The  city of San Bernardino’s economic development agency swooped in and bought the property’s note and deed trust from Center Bank for slightly over $13.1 million.  At that point, the city, based on backroom discussions with county officials, had visions of filling large portions of the mall with county offices. But those plans have fallen through and the gargantuan mall stands now, a neglected and obvious eyesore, a testament to San Bernardino’s economic collapse.
“The city’s ownership of that mall is a red flag to any possible investor,” Allen said. “Obviously, if it was a prime commercial venue, a corporation would already be operating it with a half dozen major tenets and fifty or sixty smaller ones. So, who is going to risk getting involved? No serious investor, who after all is going to want to see a return on putting up that kind of money, is going to risk getting involved. So, what possibility is left?”
Allen then answered the question he had posed.
“If I was in charge over there, I would send an emissary to every college and university within 30 or 40 miles – Cal State San Bernardino, San Bernardino Valley College, Loma Linda University, Redlands University, UCR, Chaffey College, the Claremont Colleges, the University of LaVerne – and I would offer them free classroom space in the mall for them to locate their satellite campuses for the next three or four years. I would allot half of the mall for classrooms and reserve the other half for every conceivable type of business that caters to college students. This would be the perfect marriage between multiple entities. The city has more space than it can possibly deal with and no realistic prospect of bringing in any significant number of tenants without first engaging in major reconstruction and renovations. The schools need classroom space and outreach programs. We have a population that needs to be educated and provided with skills so they are employable and have earning potential. Why not bring all of those different needs and resources together?”

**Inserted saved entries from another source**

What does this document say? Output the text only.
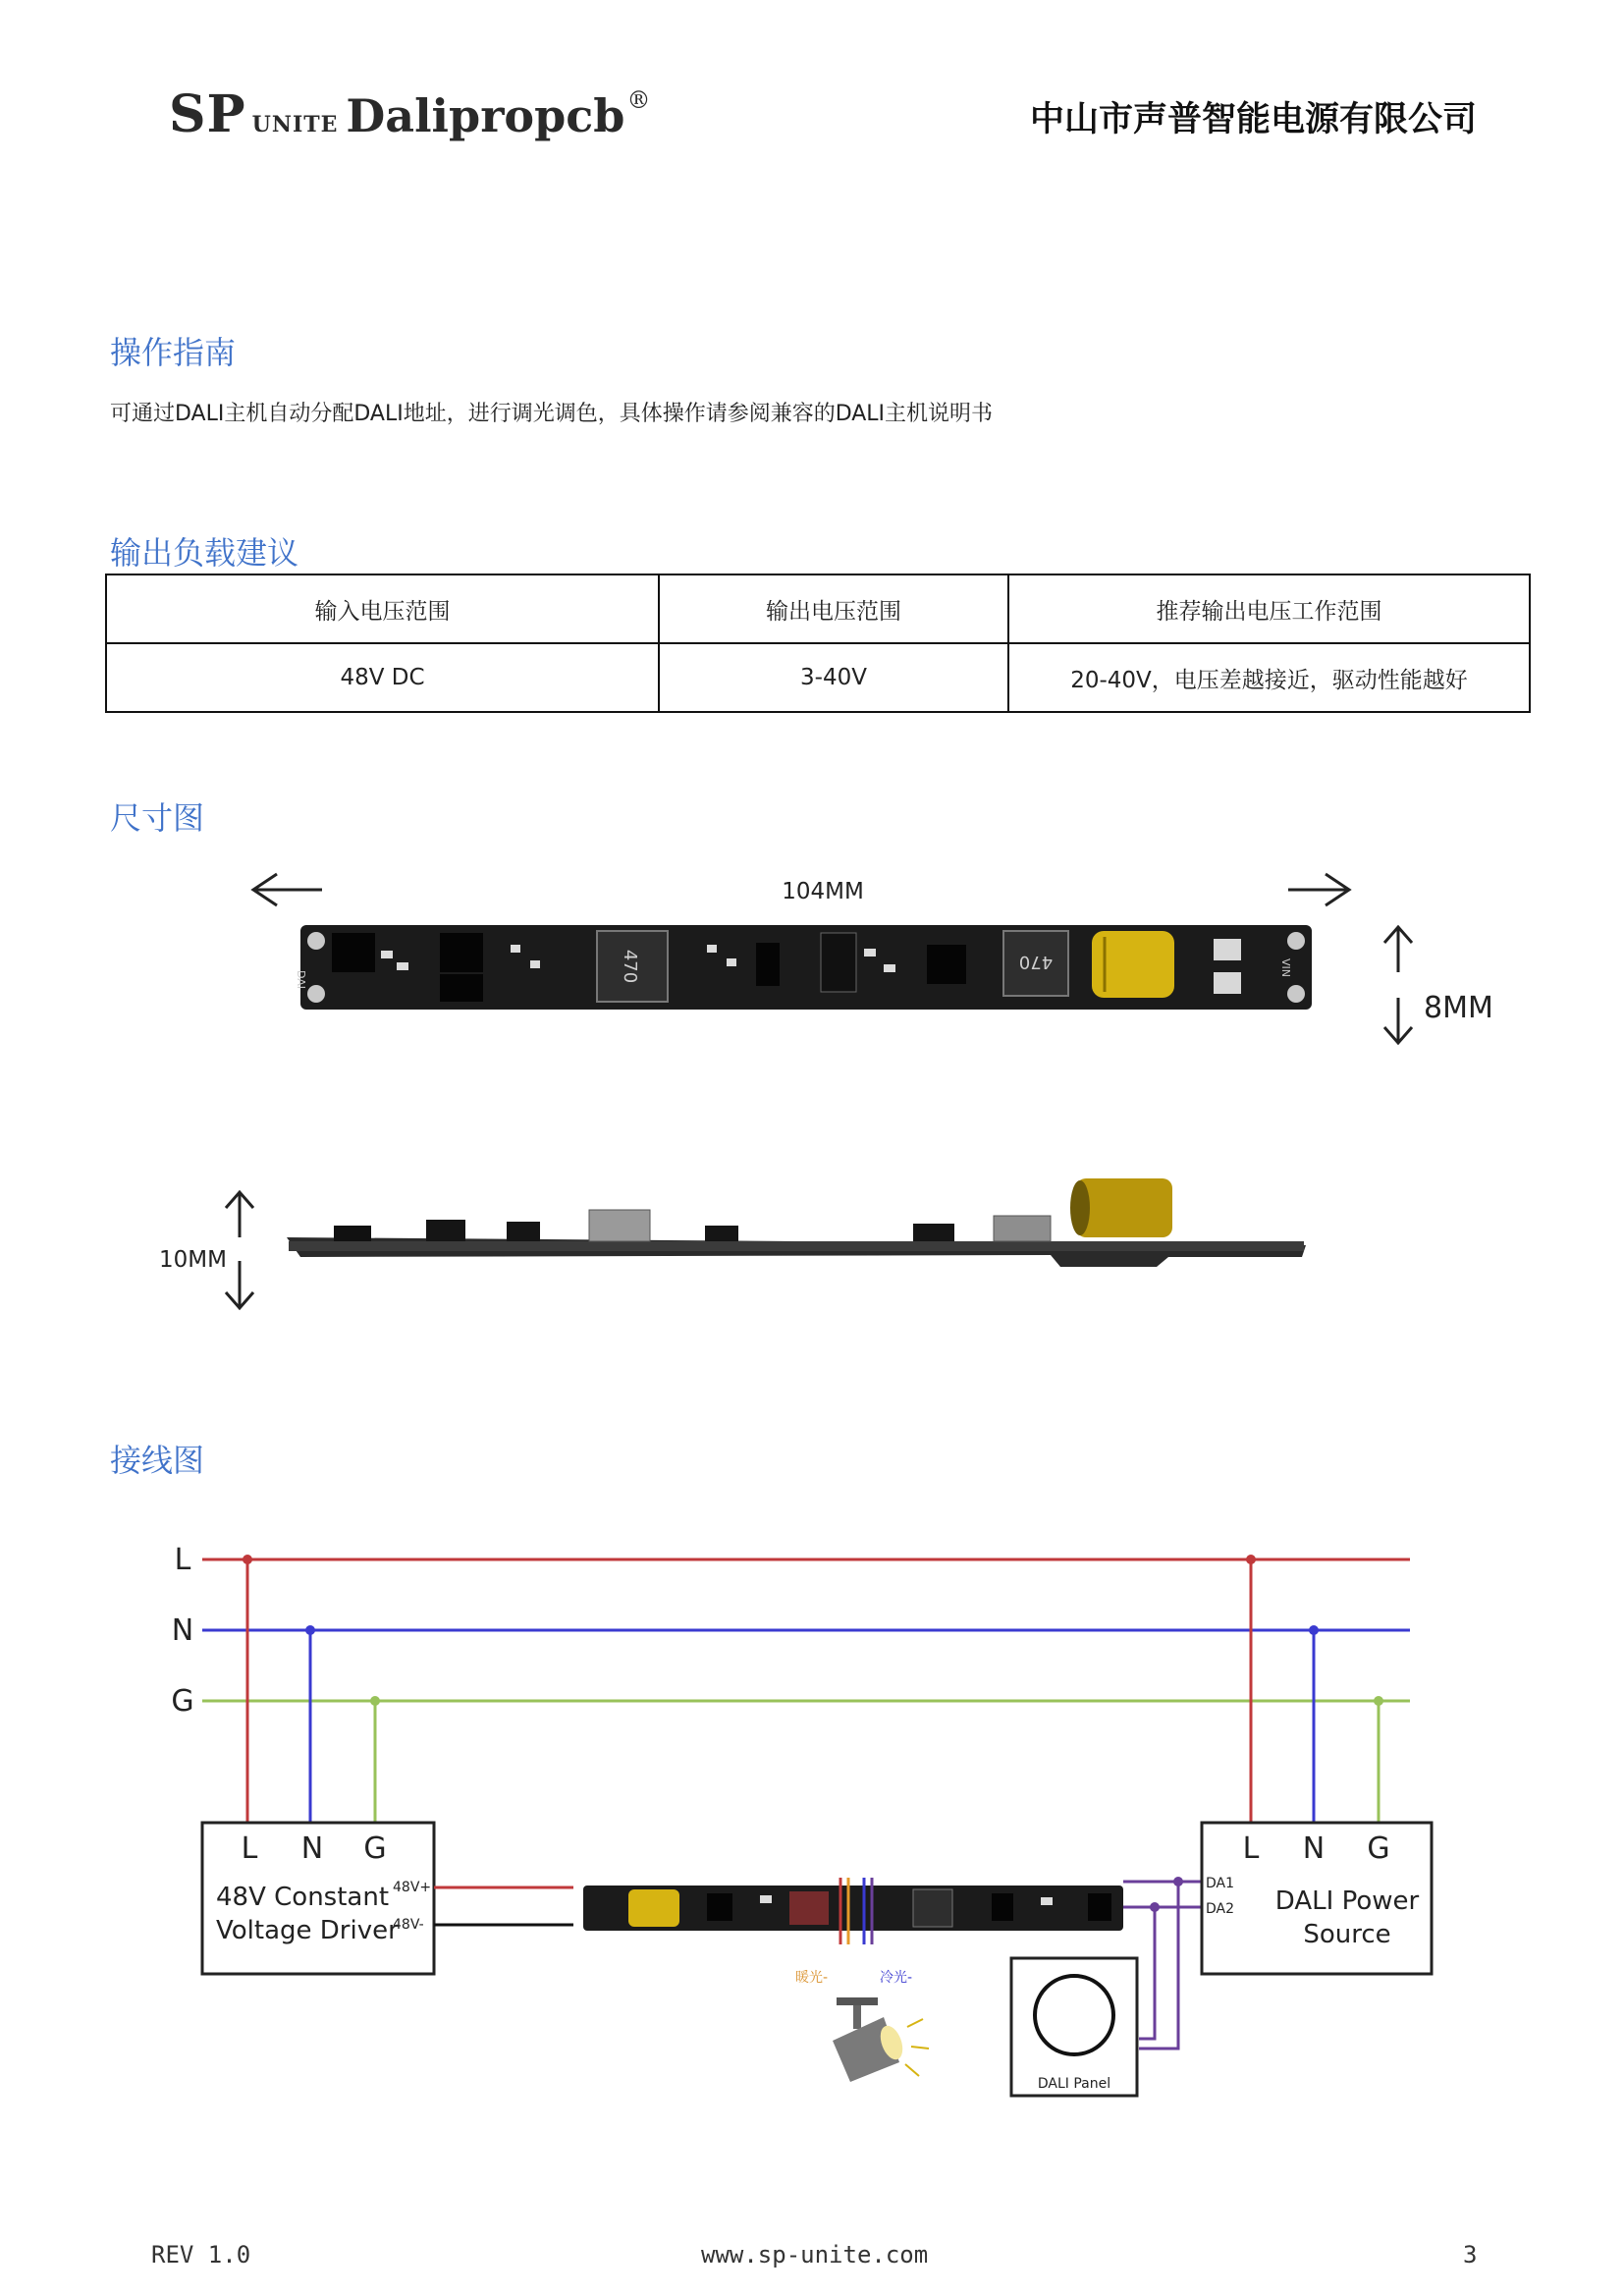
SP UNITE Dalipropcb®	中山市声普智能电源有限公司
操作指南
可通过DALI主机自动分配DALI地址，进行调光调色，具体操作请参阅兼容的DALI主机说明书
输出负载建议
输入电压范围	输出电压范围	推荐输出电压工作范围
48V DC	3-40V	20-40V，电压差越接近，驱动性能越好
尺寸图
104MM
470	470
DAI
VIN
8MM
10MM
接线图
L
N
G
L N G
48V Constant
Voltage Driver
48V+
48V-
暖光-	冷光-
L N G
DA1
DA2 DALI Power
Source
DALI Panel
REV 1.0	www.sp-unite.com	3
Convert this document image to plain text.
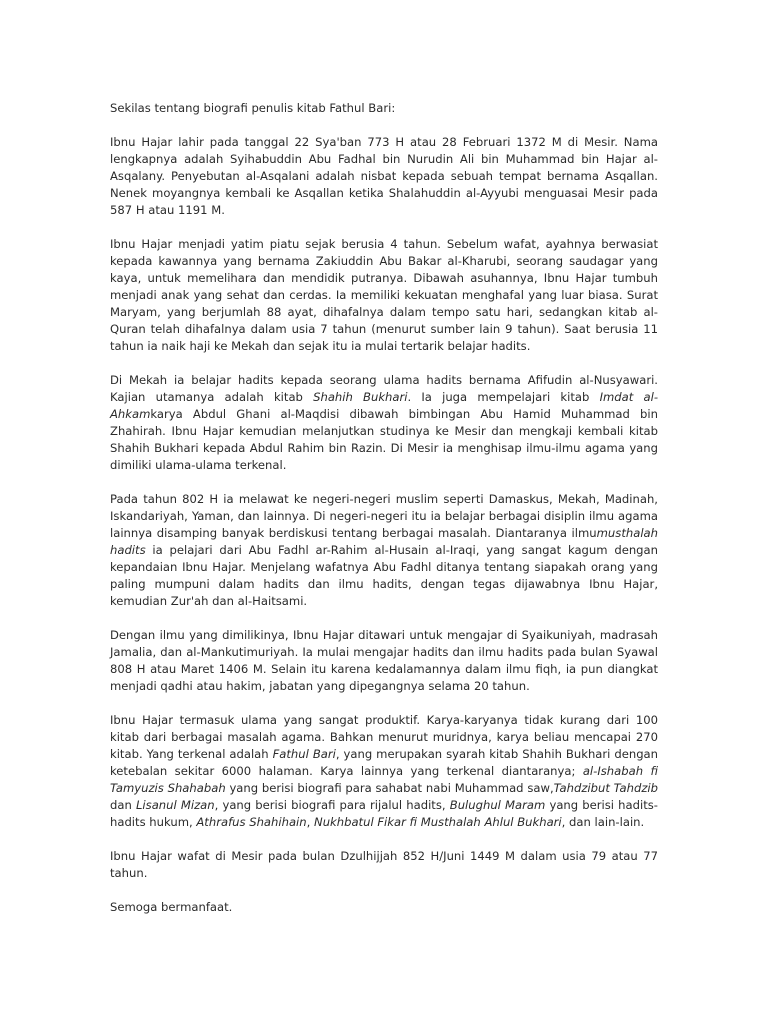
Sekilas tentang biografi penulis kitab Fathul Bari:

Ibnu Hajar lahir pada tanggal 22 Sya'ban 773 H atau 28 Februari 1372 M di Mesir. Nama lengkapnya adalah Syihabuddin Abu Fadhal bin Nurudin Ali bin Muhammad bin Hajar al-Asqalany. Penyebutan al-Asqalani adalah nisbat kepada sebuah tempat bernama Asqallan. Nenek moyangnya kembali ke Asqallan ketika Shalahuddin al-Ayyubi menguasai Mesir pada 587 H atau 1191 M.

Ibnu Hajar menjadi yatim piatu sejak berusia 4 tahun. Sebelum wafat, ayahnya berwasiat kepada kawannya yang bernama Zakiuddin Abu Bakar al-Kharubi, seorang saudagar yang kaya, untuk memelihara dan mendidik putranya. Dibawah asuhannya, Ibnu Hajar tumbuh menjadi anak yang sehat dan cerdas. Ia memiliki kekuatan menghafal yang luar biasa. Surat Maryam, yang berjumlah 88 ayat, dihafalnya dalam tempo satu hari, sedangkan kitab al-Quran telah dihafalnya dalam usia 7 tahun (menurut sumber lain 9 tahun). Saat berusia 11 tahun ia naik haji ke Mekah dan sejak itu ia mulai tertarik belajar hadits.

Di Mekah ia belajar hadits kepada seorang ulama hadits bernama Afifudin al-Nusyawari. Kajian utamanya adalah kitab Shahih Bukhari. Ia juga mempelajari kitab Imdat al-Ahkamkarya Abdul Ghani al-Maqdisi dibawah bimbingan Abu Hamid Muhammad bin Zhahirah. Ibnu Hajar kemudian melanjutkan studinya ke Mesir dan mengkaji kembali kitab Shahih Bukhari kepada Abdul Rahim bin Razin. Di Mesir ia menghisap ilmu-ilmu agama yang dimiliki ulama-ulama terkenal.

Pada tahun 802 H ia melawat ke negeri-negeri muslim seperti Damaskus, Mekah, Madinah, Iskandariyah, Yaman, dan lainnya. Di negeri-negeri itu ia belajar berbagai disiplin ilmu agama lainnya disamping banyak berdiskusi tentang berbagai masalah. Diantaranya ilmumusthalah hadits ia pelajari dari Abu Fadhl ar-Rahim al-Husain al-Iraqi, yang sangat kagum dengan kepandaian Ibnu Hajar. Menjelang wafatnya Abu Fadhl ditanya tentang siapakah orang yang paling mumpuni dalam hadits dan ilmu hadits, dengan tegas dijawabnya Ibnu Hajar, kemudian Zur'ah dan al-Haitsami.

Dengan ilmu yang dimilikinya, Ibnu Hajar ditawari untuk mengajar di Syaikuniyah, madrasah Jamalia, dan al-Mankutimuriyah. Ia mulai mengajar hadits dan ilmu hadits pada bulan Syawal 808 H atau Maret 1406 M. Selain itu karena kedalamannya dalam ilmu fiqh, ia pun diangkat menjadi qadhi atau hakim, jabatan yang dipegangnya selama 20 tahun.

Ibnu Hajar termasuk ulama yang sangat produktif. Karya-karyanya tidak kurang dari 100 kitab dari berbagai masalah agama. Bahkan menurut muridnya, karya beliau mencapai 270 kitab. Yang terkenal adalah Fathul Bari, yang merupakan syarah kitab Shahih Bukhari dengan ketebalan sekitar 6000 halaman. Karya lainnya yang terkenal diantaranya; al-Ishabah fi Tamyuzis Shahabah yang berisi biografi para sahabat nabi Muhammad saw,Tahdzibut Tahdzib dan Lisanul Mizan, yang berisi biografi para rijalul hadits, Bulughul Maram yang berisi hadits-hadits hukum, Athrafus Shahihain, Nukhbatul Fikar fi Musthalah Ahlul Bukhari, dan lain-lain.

Ibnu Hajar wafat di Mesir pada bulan Dzulhijjah 852 H/Juni 1449 M dalam usia 79 atau 77 tahun.

Semoga bermanfaat.
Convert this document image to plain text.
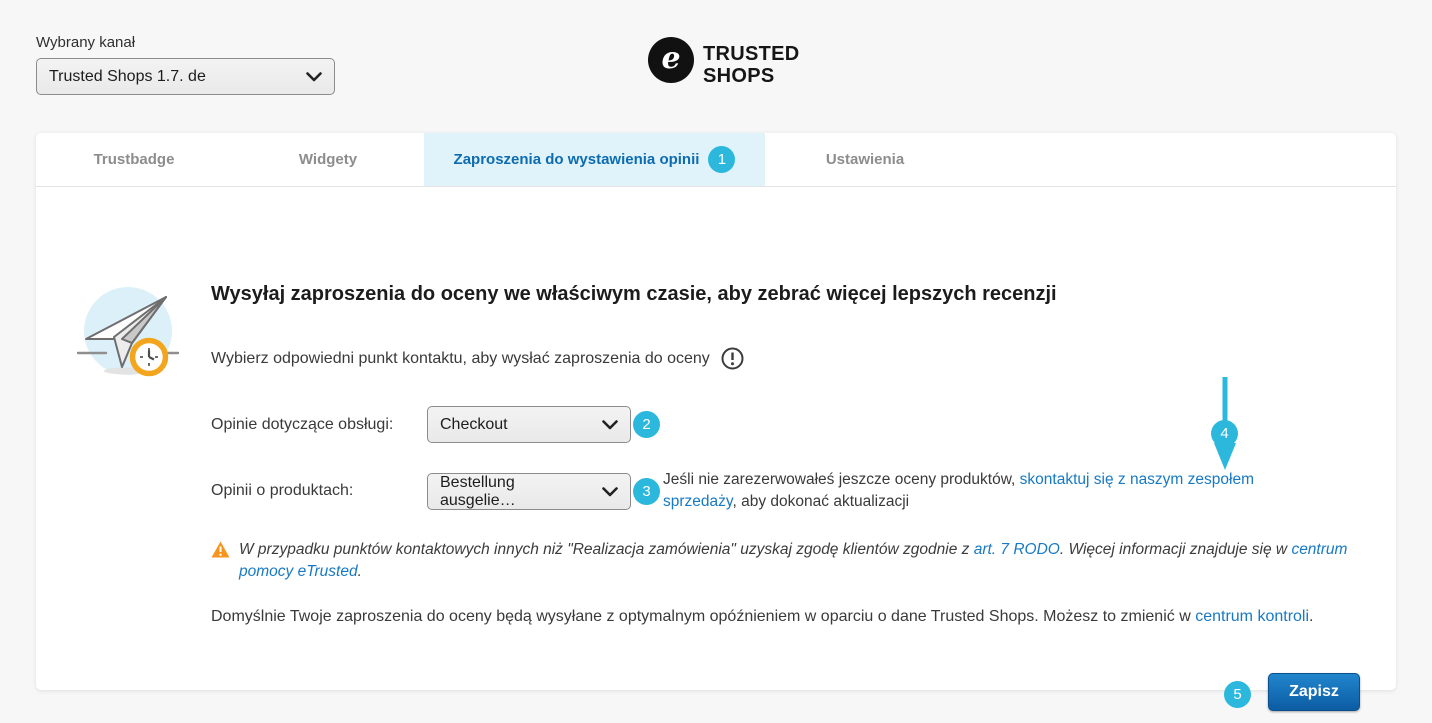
Wybrany kanał
Trusted Shops 1.7. de	e TRUSTED
SHOPS
Trustbadge	Widgety	Zaproszenia do wystawienia opinii	1	Ustawienia
Wysyłaj zaproszenia do oceny we właściwym czasie, aby zebrać więcej lepszych recenzji
Wybierz odpowiedni punkt kontaktu, aby wysłać zaproszenia do oceny
Opinie dotyczące obsługi:	Checkout	2
Opinii o produktach:	Bestellung ausgelie…	3
Jeśli nie zarezerwowałeś jeszcze oceny produktów, skontaktuj się z naszym zespołem sprzedaży, aby dokonać aktualizacji
4
W przypadku punktów kontaktowych innych niż "Realizacja zamówienia" uzyskaj zgodę klientów zgodnie z art. 7 RODO. Więcej informacji znajduje się w centrum pomocy eTrusted.
Domyślnie Twoje zaproszenia do oceny będą wysyłane z optymalnym opóźnieniem w oparciu o dane Trusted Shops. Możesz to zmienić w centrum kontroli.
5	Zapisz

Allen, who fits within the mold of a social liberal in may respects, nonetheless reflected an attitude rising out of his own status as an entrepreneur, decrying the lack of imagination and initiative of local governmental officials and what he freely referred to as “bureaucrats” who have control over the public sector and appear paralyzed in their response to San Bernardino’s economic challenges. That paralysis, Allen said, is an outgrowth of the bureaucrats’ comfort level.
“There is a lot of talk about how serious the problems are and how things need to be turned around and there is a periodic panic over doing something, but everyone with the power or position to actually act has a good paying job and a paycheck, so it really isn’t a big deal for them,” Allen said. “They’re still riding the gravy train and nothing gets done. There is no real incentive for them to empower the ones out on the streets who are struggling, or to reignite hope or passion in the ones who have been beaten down so long that they have given up.”
What is needed, Allen said, is for those who have been fortunate enough to be entrusted with government positions and authority to recognize that they are not entitled to the advantage they have been given. Rather, he said, they should utilize the privilege that has been extended to them to serve their constituents and the citizens from whom their authority originates.